Recordings from My Closet

Podcasts have become increasingly popular in academia, probably due to the increasing availability of technology across many Universities in the U.S. as well as abroad. For example, I’ve recently been listing to Invisibilia on NPR as well as a variety of podcasts produced by the Religious Studies Project. In my own graduate cohort we are currently in the process of creating our own episode of the department’s podcast Studying Religion. Under the guidance of Dr. Mike Altman, in one of our two foundations courses this Fall, we have begun learning the standard methods for creating a podcast, also benefiting from the advice of a digital expert at the University of Alabama.
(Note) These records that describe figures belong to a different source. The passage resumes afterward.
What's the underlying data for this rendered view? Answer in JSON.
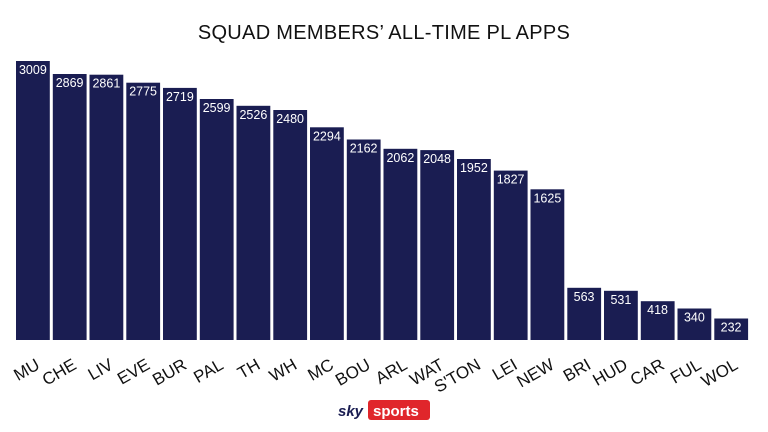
{
  "chart_data": {
    "type": "bar",
    "title": "SQUAD MEMBERS’ ALL-TIME PL APPS",
    "categories": [
      "MU",
      "CHE",
      "LIV",
      "EVE",
      "BUR",
      "PAL",
      "TH",
      "WH",
      "MC",
      "BOU",
      "ARL",
      "WAT",
      "S'TON",
      "LEI",
      "NEW",
      "BRI",
      "HUD",
      "CAR",
      "FUL",
      "WOL"
    ],
    "values": [
      3009,
      2869,
      2861,
      2775,
      2719,
      2599,
      2526,
      2480,
      2294,
      2162,
      2062,
      2048,
      1952,
      1827,
      1625,
      563,
      531,
      418,
      340,
      232
    ],
    "xlabel": "",
    "ylabel": "",
    "ylim": [
      0,
      3009
    ],
    "grid": false,
    "legend": "none",
    "bar_color": "#1a1d52",
    "value_label_color": "#ffffff"
  },
  "branding": {
    "sky": "sky",
    "sports": "sports",
    "sports_bg_color": "#e0262b"
  }
}
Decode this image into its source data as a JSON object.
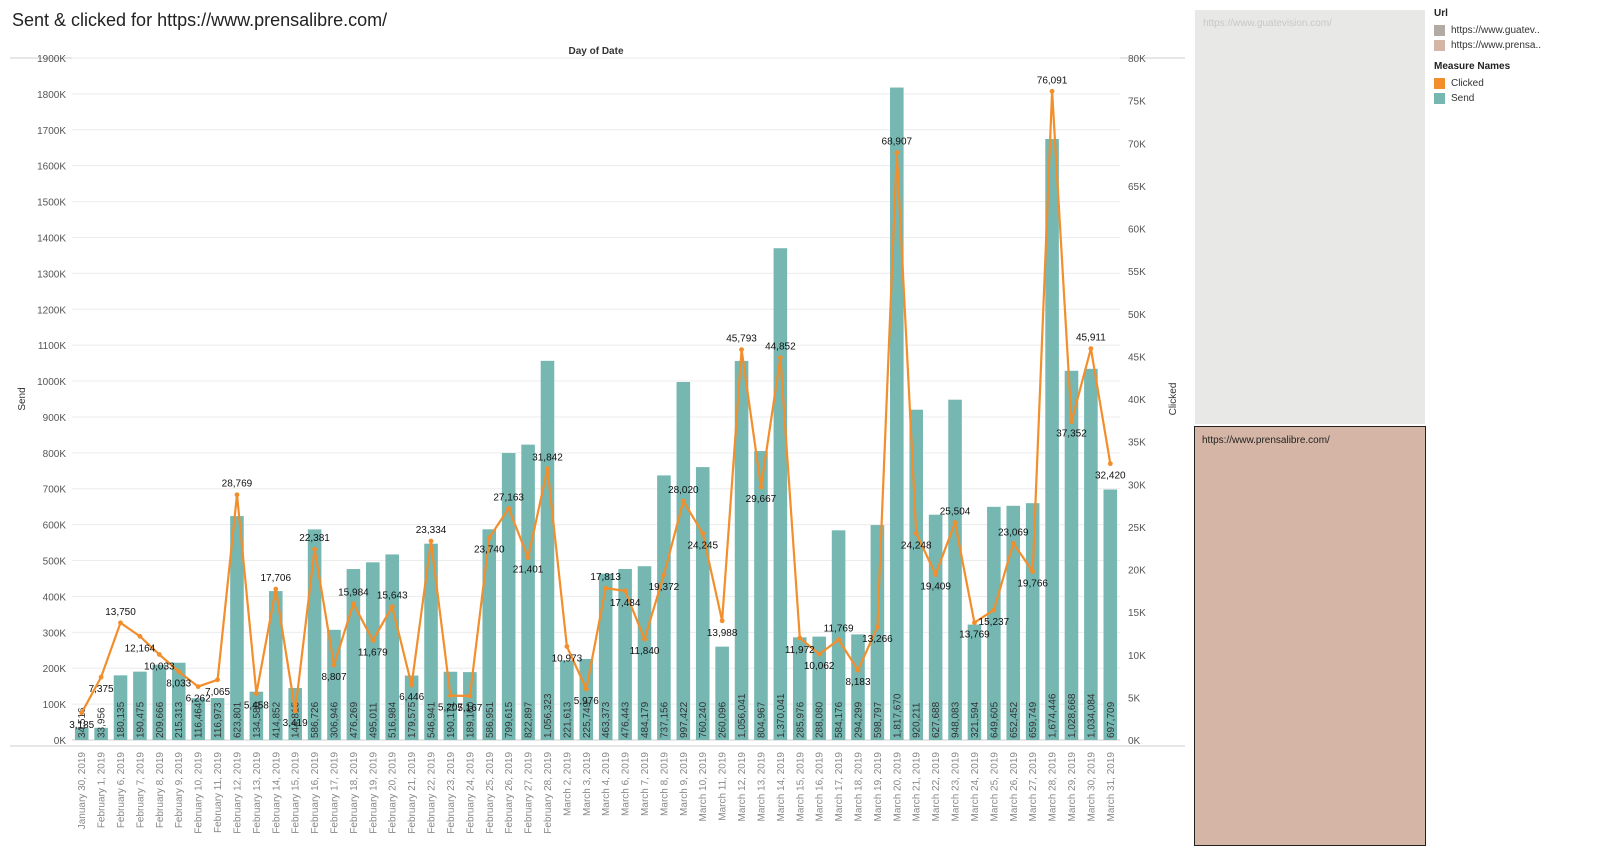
{
  "page_title": "Sent & clicked for https://www.prensalibre.com/",
  "filter": {
    "gray_label": "https://www.guatevision.com/",
    "selected_label": "https://www.prensalibre.com/"
  },
  "legend": {
    "url_title": "Url",
    "url_items": [
      {
        "label": "https://www.guatev..",
        "color": "#b1aba3"
      },
      {
        "label": "https://www.prensa..",
        "color": "#d5b6a6"
      }
    ],
    "measure_title": "Measure Names",
    "measure_items": [
      {
        "label": "Clicked",
        "color": "#f28e2b"
      },
      {
        "label": "Send",
        "color": "#76b7b2"
      }
    ]
  },
  "chart_data": {
    "type": "bar",
    "title": "Sent & clicked for https://www.prensalibre.com/",
    "xlabel": "Day of Date",
    "ylabel": "Send",
    "y2label": "Clicked",
    "ylim": [
      0,
      1900000
    ],
    "y2lim": [
      0,
      80000
    ],
    "yticks": [
      "0K",
      "100K",
      "200K",
      "300K",
      "400K",
      "500K",
      "600K",
      "700K",
      "800K",
      "900K",
      "1000K",
      "1100K",
      "1200K",
      "1300K",
      "1400K",
      "1500K",
      "1600K",
      "1700K",
      "1800K",
      "1900K"
    ],
    "y2ticks": [
      "0K",
      "5K",
      "10K",
      "15K",
      "20K",
      "25K",
      "30K",
      "35K",
      "40K",
      "45K",
      "50K",
      "55K",
      "60K",
      "65K",
      "70K",
      "75K",
      "80K"
    ],
    "categories": [
      "January 30, 2019",
      "February 1, 2019",
      "February 6, 2019",
      "February 7, 2019",
      "February 8, 2019",
      "February 9, 2019",
      "February 10, 2019",
      "February 11, 2019",
      "February 12, 2019",
      "February 13, 2019",
      "February 14, 2019",
      "February 15, 2019",
      "February 16, 2019",
      "February 17, 2019",
      "February 18, 2019",
      "February 19, 2019",
      "February 20, 2019",
      "February 21, 2019",
      "February 22, 2019",
      "February 23, 2019",
      "February 24, 2019",
      "February 25, 2019",
      "February 26, 2019",
      "February 27, 2019",
      "February 28, 2019",
      "March 2, 2019",
      "March 3, 2019",
      "March 4, 2019",
      "March 6, 2019",
      "March 7, 2019",
      "March 8, 2019",
      "March 9, 2019",
      "March 10, 2019",
      "March 11, 2019",
      "March 12, 2019",
      "March 13, 2019",
      "March 14, 2019",
      "March 15, 2019",
      "March 16, 2019",
      "March 17, 2019",
      "March 18, 2019",
      "March 19, 2019",
      "March 20, 2019",
      "March 21, 2019",
      "March 22, 2019",
      "March 23, 2019",
      "March 24, 2019",
      "March 25, 2019",
      "March 26, 2019",
      "March 27, 2019",
      "March 28, 2019",
      "March 29, 2019",
      "March 30, 2019",
      "March 31, 2019"
    ],
    "series": [
      {
        "name": "Send",
        "color": "#76b7b2",
        "values": [
          34516,
          33956,
          180135,
          190475,
          209666,
          215313,
          116464,
          116973,
          623801,
          134586,
          414852,
          144815,
          586726,
          306946,
          476269,
          495011,
          516984,
          179575,
          546941,
          190171,
          189160,
          586951,
          799615,
          822897,
          1056323,
          221613,
          225749,
          463373,
          476443,
          484179,
          737156,
          997422,
          760240,
          260096,
          1056041,
          804967,
          1370041,
          285976,
          288080,
          584176,
          294299,
          598797,
          1817670,
          920211,
          627688,
          948083,
          321594,
          649605,
          652452,
          659749,
          1674446,
          1028668,
          1034084,
          697709
        ],
        "labels": [
          "34,516",
          "33,956",
          "180,135",
          "190,475",
          "209,666",
          "215,313",
          "116,464",
          "116,973",
          "623,801",
          "134,586",
          "414,852",
          "144,815",
          "586,726",
          "306,946",
          "476,269",
          "495,011",
          "516,984",
          "179,575",
          "546,941",
          "190,171",
          "189,160",
          "586,951",
          "799,615",
          "822,897",
          "1,056,323",
          "221,613",
          "225,749",
          "463,373",
          "476,443",
          "484,179",
          "737,156",
          "997,422",
          "760,240",
          "260,096",
          "1,056,041",
          "804,967",
          "1,370,041",
          "285,976",
          "288,080",
          "584,176",
          "294,299",
          "598,797",
          "1,817,670",
          "920,211",
          "627,688",
          "948,083",
          "321,594",
          "649,605",
          "652,452",
          "659,749",
          "1,674,446",
          "1,028,668",
          "1,034,084",
          "697,709"
        ]
      },
      {
        "name": "Clicked",
        "color": "#f28e2b",
        "values": [
          3185,
          7375,
          13750,
          12164,
          10033,
          8033,
          6262,
          7065,
          28769,
          5458,
          17706,
          3419,
          22381,
          8807,
          15984,
          11679,
          15643,
          6446,
          23334,
          5207,
          5167,
          23740,
          27163,
          21401,
          31842,
          10973,
          5976,
          17813,
          17484,
          11840,
          19372,
          28020,
          24245,
          13988,
          45793,
          29667,
          44852,
          11972,
          10062,
          11769,
          8183,
          13266,
          68907,
          24248,
          19409,
          25504,
          13769,
          15237,
          23069,
          19766,
          76091,
          37352,
          45911,
          32420
        ],
        "labels": [
          "3,185",
          "7,375",
          "13,750",
          "12,164",
          "10,033",
          "8,033",
          "6,262",
          "7,065",
          "28,769",
          "5,458",
          "17,706",
          "3,419",
          "22,381",
          "8,807",
          "15,984",
          "11,679",
          "15,643",
          "6,446",
          "23,334",
          "5,207",
          "5,167",
          "23,740",
          "27,163",
          "21,401",
          "31,842",
          "10,973",
          "5,976",
          "17,813",
          "17,484",
          "11,840",
          "19,372",
          "28,020",
          "24,245",
          "13,988",
          "45,793",
          "29,667",
          "44,852",
          "11,972",
          "10,062",
          "11,769",
          "8,183",
          "13,266",
          "68,907",
          "24,248",
          "19,409",
          "25,504",
          "13,769",
          "15,237",
          "23,069",
          "19,766",
          "76,091",
          "37,352",
          "45,911",
          "32,420"
        ]
      }
    ]
  }
}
Being the only one in our group to have produced podcasts in the past, I had a few pro tips for the others, such as how to save time (and, if you’re not affiliated with a university and lack resources, how to save money too!) in the production of a podcast. Most notably, I mentioned to my colleagues that a closet full of clothes, with the door closed, could function perfectly well as a recording studio, to which the expert at UA replied that while a closet could certainly fulfill that function the recording studio is ideal.
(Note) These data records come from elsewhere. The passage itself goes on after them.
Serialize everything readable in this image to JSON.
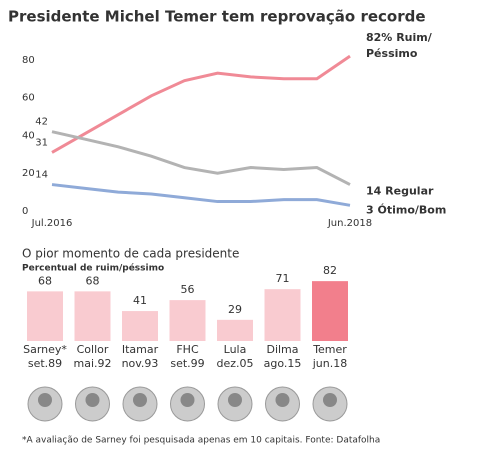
{
  "title": "Presidente Michel Temer tem reprovação recorde",
  "footnote": "*A avaliação de Sarney foi pesquisada apenas em 10 capitais. Fonte: Datafolha",
  "chart_data": [
    {
      "type": "line",
      "categories": [
        "Jul.2016",
        null,
        null,
        null,
        null,
        null,
        null,
        null,
        null,
        "Jun.2018"
      ],
      "ylim": [
        0,
        90
      ],
      "yticks": [
        0,
        20,
        40,
        60,
        80
      ],
      "grid": false,
      "series": [
        {
          "name": "Ruim/Péssimo",
          "color": "#f08a96",
          "values": [
            31,
            41,
            51,
            61,
            69,
            73,
            71,
            70,
            70,
            82
          ],
          "value_labels": [
            null,
            null,
            null,
            null,
            null,
            null,
            null,
            null,
            null,
            "82%"
          ]
        },
        {
          "name": "Regular",
          "color": "#b3b3b3",
          "values": [
            42,
            38,
            34,
            29,
            23,
            20,
            23,
            22,
            23,
            14
          ]
        },
        {
          "name": "Ótimo/Bom",
          "color": "#8faad8",
          "values": [
            14,
            12,
            10,
            9,
            7,
            5,
            5,
            6,
            6,
            3
          ]
        }
      ]
    },
    {
      "type": "bar",
      "title": "O pior momento de cada presidente",
      "subtitle": "Percentual de ruim/péssimo",
      "categories": [
        "Sarney*",
        "Collor",
        "Itamar",
        "FHC",
        "Lula",
        "Dilma",
        "Temer"
      ],
      "dates": [
        "set.89",
        "mai.92",
        "nov.93",
        "set.99",
        "dez.05",
        "ago.15",
        "jun.18"
      ],
      "values": [
        68,
        68,
        41,
        56,
        29,
        71,
        82
      ],
      "colors": [
        "#f9cbd0",
        "#f9cbd0",
        "#f9cbd0",
        "#f9cbd0",
        "#f9cbd0",
        "#f9cbd0",
        "#f27f8c"
      ]
    }
  ]
}
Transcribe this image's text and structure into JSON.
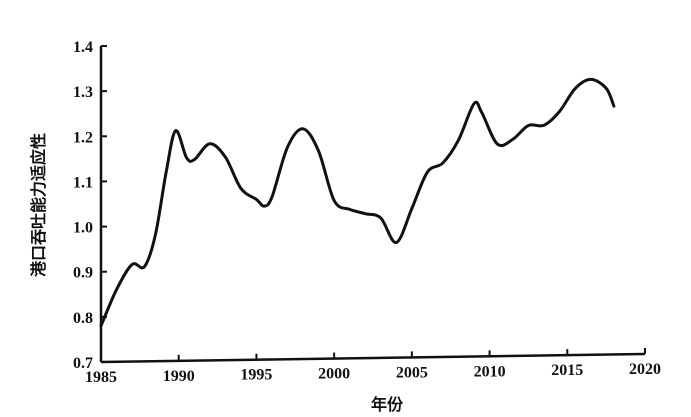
{
  "chart_data": {
    "type": "line",
    "title": "",
    "xlabel": "年份",
    "ylabel": "港口吞吐能力适应性",
    "xlim": [
      1985,
      2020
    ],
    "ylim": [
      0.7,
      1.4
    ],
    "xticks": [
      "1985",
      "1990",
      "1995",
      "2000",
      "2005",
      "2010",
      "2015",
      "2020"
    ],
    "yticks": [
      "0.7",
      "0.8",
      "0.9",
      "1.0",
      "1.1",
      "1.2",
      "1.3",
      "1.4"
    ],
    "grid": false,
    "line_color": "#111111",
    "x": [
      1985,
      1986,
      1987,
      1987.8,
      1988.5,
      1989.2,
      1989.8,
      1990.5,
      1991,
      1992,
      1993,
      1994,
      1995,
      1995.5,
      1996,
      1997,
      1998,
      1999,
      2000,
      2001,
      2002,
      2003,
      2004,
      2005,
      2006,
      2007,
      2008,
      2009,
      2009.5,
      2010.5,
      2011.5,
      2012.5,
      2013.5,
      2014.5,
      2015.5,
      2016.5,
      2017.5,
      2018
    ],
    "y": [
      0.78,
      0.86,
      0.915,
      0.91,
      0.98,
      1.12,
      1.21,
      1.15,
      1.145,
      1.18,
      1.15,
      1.08,
      1.055,
      1.04,
      1.06,
      1.17,
      1.21,
      1.16,
      1.05,
      1.03,
      1.02,
      1.01,
      0.955,
      1.03,
      1.11,
      1.13,
      1.18,
      1.26,
      1.24,
      1.17,
      1.18,
      1.21,
      1.21,
      1.24,
      1.29,
      1.31,
      1.29,
      1.25
    ]
  }
}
Naturally, the social theorist in me began to wonder what interests go into identifying something as a ‘recording studio’. Could it be the structure of the room itself? I think not, for both my closet and the ‘studio’ are ostensibly identical in structure in that they are rooms with four walls, no windows and a single door. So, could it be the content perhaps? Maybe, although beyond whatever high tech recording equipment it might have, the studio has noise-suppressing padding that is pretty much identical to my clothes, in that they are just objects that to fulfill the same purpose (i.e., suppressing sound). So instead of seeing them as all that different, I would like to suggest that the recording studio is only a recording studio, and my closet is only my closet, because we arbitrarily label them as such.